2011年11月10日 | Weblog
諏訪大社は、諏訪湖の南側に上社(かみしゃ)本宮・前宮、北側に下社(しもしゃ)春宮・秋宮があり、4つの宮から成っている。すべての社殿の四隅に御柱が立っており、御柱は、それ以前のミシャクジ信仰の石柱との関連性があるという。そして、平安時代から上社では諏訪氏が、下社では金刺氏が大祝(おおほうり)を務めた。祭神は両社とも「建御名方神」とその妻である「八坂刀売神」(やさかとめのみこと)と書かれている。主祭神は上社が建御名方で下社が八坂刀売ということになっているが、双方同じ神様をお祀りしているというのに、その祭儀を司る者が別々で、戦国時代には2者間で内戦状態にもなっている。
 
 まだ朝日の眩しい中、秋宮に到着した。境内はきれいに掃き清められ、神主さんや巫女さんが朝拝、祝詞をあげていた。樹齢八百年を超える大きな杉から朝日がこぼれ出て境内を照らす。
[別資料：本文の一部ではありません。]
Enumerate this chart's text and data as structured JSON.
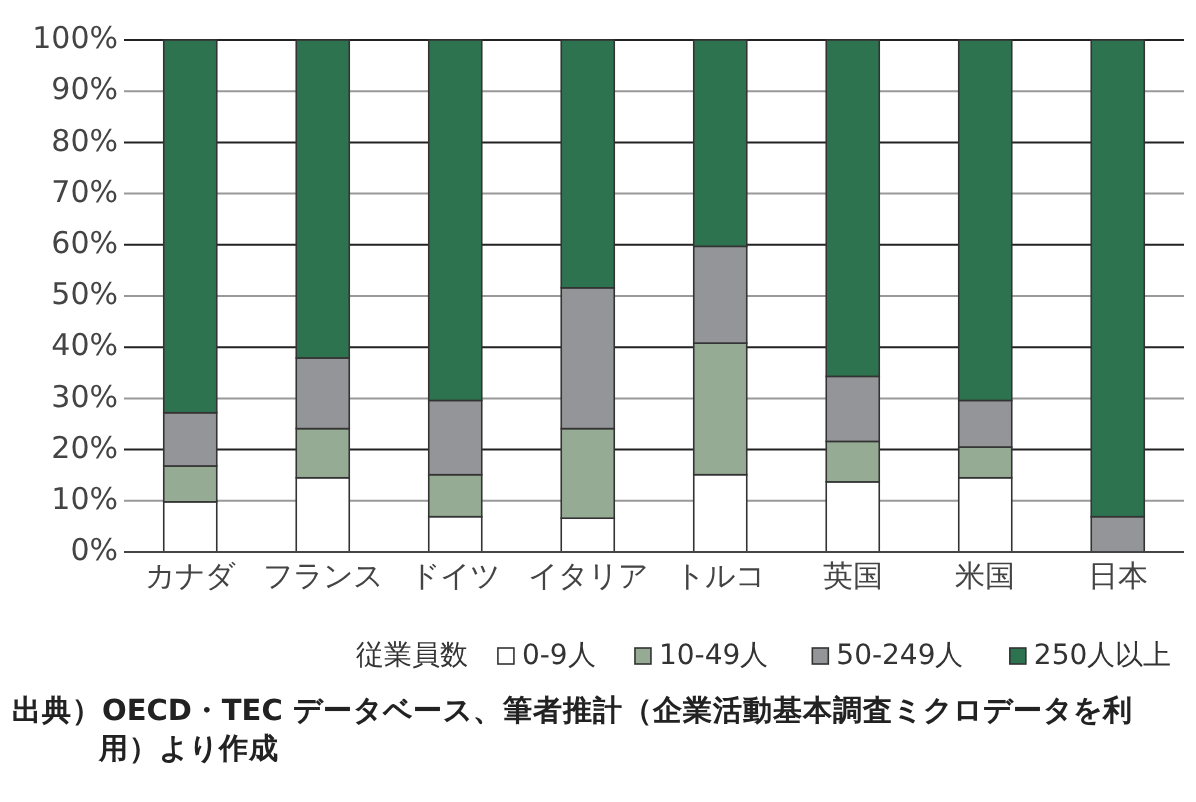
{
  "chart_data": {
    "type": "bar",
    "stacked": true,
    "categories": [
      "カナダ",
      "フランス",
      "ドイツ",
      "イタリア",
      "トルコ",
      "英国",
      "米国",
      "日本"
    ],
    "series": [
      {
        "name": "0-9人",
        "color": "#ffffff",
        "values": [
          9.8,
          14.5,
          6.9,
          6.6,
          15.1,
          13.7,
          14.5,
          0
        ]
      },
      {
        "name": "10-49人",
        "color": "#95ab94",
        "values": [
          7,
          9.6,
          8.2,
          17.5,
          25.7,
          7.9,
          6,
          0
        ]
      },
      {
        "name": "50-249人",
        "color": "#939598",
        "values": [
          10.4,
          13.8,
          14.5,
          27.5,
          18.9,
          12.7,
          9.1,
          6.9
        ]
      },
      {
        "name": "250人以上",
        "color": "#2e7350",
        "values": [
          72.8,
          62.1,
          70.4,
          48.4,
          40.3,
          65.7,
          70.4,
          93.1
        ]
      }
    ],
    "ylim": [
      0,
      100
    ],
    "yticks": [
      {
        "value": 0,
        "label": "0%"
      },
      {
        "value": 10,
        "label": "10%"
      },
      {
        "value": 20,
        "label": "20%"
      },
      {
        "value": 30,
        "label": "30%"
      },
      {
        "value": 40,
        "label": "40%"
      },
      {
        "value": 50,
        "label": "50%"
      },
      {
        "value": 60,
        "label": "60%"
      },
      {
        "value": 70,
        "label": "70%"
      },
      {
        "value": 80,
        "label": "80%"
      },
      {
        "value": 90,
        "label": "90%"
      },
      {
        "value": 100,
        "label": "100%"
      }
    ],
    "grid": "y",
    "legend": "bottom right",
    "legend_title": "従業員数",
    "annotations": [
      "出典）OECD・TEC データベース、筆者推計（企業活動基本調査ミクロデータを利用）より作成"
    ]
  }
}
巫女さんが熊手で掃く音がシャリシャリと、寝ぼけた精神を目覚めさせてくれた。朝の神社は本当に気持ちがいい。正面の神楽殿はあいにく工事中で、大きなテントに覆われていた。早々に秋宮を後にして春宮へ向かった。春宮の参道の途中には下馬橋が残っていて、道路の真ん中に突然橋が現われる。神楽殿は秋宮より小ぶりであるが幣拝殿などは同じような造りで、両社で彫刻の技が競われたそうだ。春宮の境外に流れる砥川対岸には「万治の石仏」がある。ノミを入れられ血を流したとの伝説があるどっしりとした石像で、岡本太郎が絶賛した縄文風の石仏で、確かに印象的で一度見ると忘れない気がする。石仏に見送られながら、「木落しの坂」を見に行くことにした。
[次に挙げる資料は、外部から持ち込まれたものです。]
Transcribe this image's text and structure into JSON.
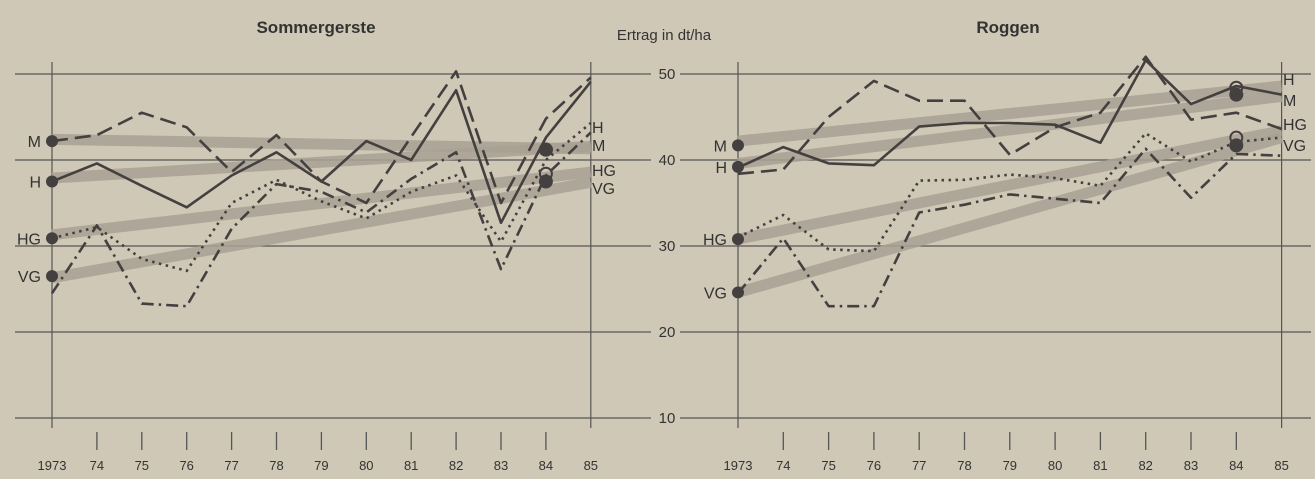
{
  "unit_label": "Ertrag in dt/ha",
  "colors": {
    "background": "#cfc8b6",
    "grid": "#555555",
    "line": "#454040",
    "trend": "#a9a294"
  },
  "chart_data": [
    {
      "type": "line",
      "title": "Sommergerste",
      "ylabel": "Ertrag in dt/ha",
      "x": [
        1973,
        1974,
        1975,
        1976,
        1977,
        1978,
        1979,
        1980,
        1981,
        1982,
        1983,
        1984,
        1985
      ],
      "x_tick_labels": [
        "1973",
        "74",
        "75",
        "76",
        "77",
        "78",
        "79",
        "80",
        "81",
        "82",
        "83",
        "84",
        "85"
      ],
      "ylim": [
        10,
        50
      ],
      "yticks": [
        10,
        20,
        30,
        40,
        50
      ],
      "series": [
        {
          "name": "M",
          "style": "dashed",
          "values": [
            42.2,
            42.9,
            45.5,
            43.8,
            38.6,
            42.9,
            37.5,
            35.0,
            42.7,
            50.3,
            35.0,
            44.8,
            49.6
          ],
          "trend": [
            42.4,
            41.3
          ],
          "start_marker": 42.2,
          "end_marker": {
            "value": 41.2,
            "filled": true
          }
        },
        {
          "name": "H",
          "style": "solid",
          "values": [
            37.5,
            39.6,
            37.0,
            34.5,
            38.2,
            40.9,
            37.5,
            42.2,
            40.0,
            48.1,
            32.7,
            42.6,
            49.1
          ],
          "trend": [
            37.9,
            41.6
          ],
          "start_marker": 37.5,
          "end_marker": {
            "value": 41.2,
            "filled": false
          }
        },
        {
          "name": "HG",
          "style": "dotted",
          "values": [
            30.9,
            32.2,
            28.5,
            27.1,
            35.0,
            37.7,
            35.2,
            33.2,
            36.3,
            38.2,
            30.5,
            40.0,
            44.3
          ],
          "trend": [
            31.3,
            38.6
          ],
          "start_marker": 30.9,
          "end_marker": {
            "value": 38.4,
            "filled": false
          }
        },
        {
          "name": "VG",
          "style": "dashdot",
          "values": [
            24.5,
            32.4,
            23.3,
            23.0,
            32.0,
            37.2,
            36.3,
            33.9,
            37.8,
            40.9,
            27.3,
            38.2,
            43.2
          ],
          "trend": [
            26.3,
            37.4
          ],
          "start_marker": 26.5,
          "end_marker": {
            "value": 37.5,
            "filled": true
          }
        }
      ],
      "end_labels": [
        "H",
        "M",
        "HG",
        "VG"
      ]
    },
    {
      "type": "line",
      "title": "Roggen",
      "ylabel": "Ertrag in dt/ha",
      "x": [
        1973,
        1974,
        1975,
        1976,
        1977,
        1978,
        1979,
        1980,
        1981,
        1982,
        1983,
        1984,
        1985
      ],
      "x_tick_labels": [
        "1973",
        "74",
        "75",
        "76",
        "77",
        "78",
        "79",
        "80",
        "81",
        "82",
        "83",
        "84",
        "85"
      ],
      "ylim": [
        10,
        50
      ],
      "yticks": [
        10,
        20,
        30,
        40,
        50
      ],
      "series": [
        {
          "name": "M",
          "style": "dashed",
          "values": [
            38.4,
            38.9,
            45.0,
            49.2,
            46.9,
            46.9,
            40.6,
            43.8,
            45.5,
            52.0,
            44.7,
            45.5,
            43.6
          ],
          "trend": [
            42.2,
            48.6
          ],
          "start_marker": 41.7,
          "end_marker": {
            "value": 47.6,
            "filled": true
          }
        },
        {
          "name": "H",
          "style": "solid",
          "values": [
            39.1,
            41.5,
            39.6,
            39.4,
            43.9,
            44.3,
            44.3,
            44.1,
            42.0,
            51.6,
            46.5,
            48.6,
            47.6
          ],
          "trend": [
            39.6,
            47.4
          ],
          "start_marker": 39.2,
          "end_marker": {
            "value": 48.4,
            "filled": false
          }
        },
        {
          "name": "HG",
          "style": "dotted",
          "values": [
            31.0,
            33.6,
            29.6,
            29.4,
            37.6,
            37.7,
            38.3,
            37.9,
            37.0,
            43.1,
            39.8,
            42.1,
            42.6
          ],
          "trend": [
            30.8,
            43.4
          ],
          "start_marker": 30.8,
          "end_marker": {
            "value": 42.6,
            "filled": false
          }
        },
        {
          "name": "VG",
          "style": "dashdot",
          "values": [
            24.5,
            30.9,
            23.0,
            23.0,
            33.9,
            34.8,
            36.0,
            35.5,
            35.0,
            41.3,
            35.6,
            40.7,
            40.5
          ],
          "trend": [
            24.6,
            42.6
          ],
          "start_marker": 24.6,
          "end_marker": {
            "value": 41.7,
            "filled": true
          }
        }
      ],
      "end_labels": [
        "H",
        "M",
        "HG",
        "VG"
      ]
    }
  ]
}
 上社に向かう途中、紅葉で有名な諏訪市の阿弥陀寺に寄って見た。参道は松や杉が鬱蒼と生い茂り、急な坂道を登ると絶壁に彫られた徳本上人の5メートル大の御名号などがあり、本堂裏手を登る岩野堂まで行くと、眼下に諏訪湖が見え、結構きつい参道の疲れを癒してくれる。

 いよいよ上社の本宮に着いた。秋宮と春宮はよく似た構えだったが、本宮は迫力が全然違う。境内には御柱より太い神木の杉が何本かあり、その「生」のエネルギーは神秘的でかつ威厳を保っている。境内はかなりの参拝者がいるのだが、何故か誰もいないような静寂を感じた。上社と下社は祀る氏族が違うが、これだけの違いがあるのは、それぞれが遠い過去の遺伝子を守っているからなのか。近くにある前宮に着いてから、その思いが一層強くなった。前宮は、高台の景観が良い水の綺麗な素晴らしい自然環境にある。ここでは最大の神事「御頭祭」が行われ、守矢氏が守ってきた縄文の雰囲気が強いところだ。本宮の方に少し戻った所に、茅野市神長官守矢資料館がある。車で走ると見落としそうな間口だが、独特のデザインされた建物で不思議な雰囲気を出している。資料館ロビーには前宮十間廊で行われてきた神事、御頭祭(おんとうさい)の状況が復元されている。鹿の首70頭余りやウサギの串刺しなどが供えられて、現代人の感覚では異様さを感じるが、まさに古代の神事という「祈り」を感じる。資料館の敷地の奥にはミシャクジ社と言う古代信仰の神を祀った神社があり、そこだけ時間が止まっているような空間を作っていた。

 ミシャクジの見守る諏訪を後にして、楽しみにしていたビーナスに会うため茅野に向かった。ビーナスラインに入ってすぐに、信州そばの有名店でおいしい昼食を済ませた。何度か走ったことのある懐かしい道沿いに、尖石(とがりいし)縄文考古館がある。三井の森方面へ向かい尖石遺跡を横切るこの風景が好きだ。前方遥か八ヶ岳を望み、左右に視界が広がる。青い空とダケカンバの白い幹、緑の草原、切り取ってもって帰りたいと思う。さて、期待にワクワクしながら考古館に入った。正面右手の展示室Bに居た。赤茶っぽく輝く「縄文のビーナス」が微笑んでいる!太い足に大きなお尻、妊娠したお腹、腕は横に広げているが無い、頭には帽子のような物を被っています。思ったより大きく、光沢がありとても4-5000年前の物とは思えない。非人間的な体格になっているが、全体的には何故か人間らしい。頭に被った頭巾の文様を見ていると、アイヌの鉢巻(マタンブシ)を思い浮かべるが、そう考えるとこの土偶がアイヌの人に見えてきた。ビーナスの横には「仮面の女神」が立っている。太い足を大きく広げ、両腕も広げて、逆三角形の仮面を被り、宇宙人の様な姿。祈りを捧げて舞っている様な躍動感がある。部屋に入った瞬間から4000年前のの真ん中に集い、祈りを捧げる祭りの妄想が始まっていた。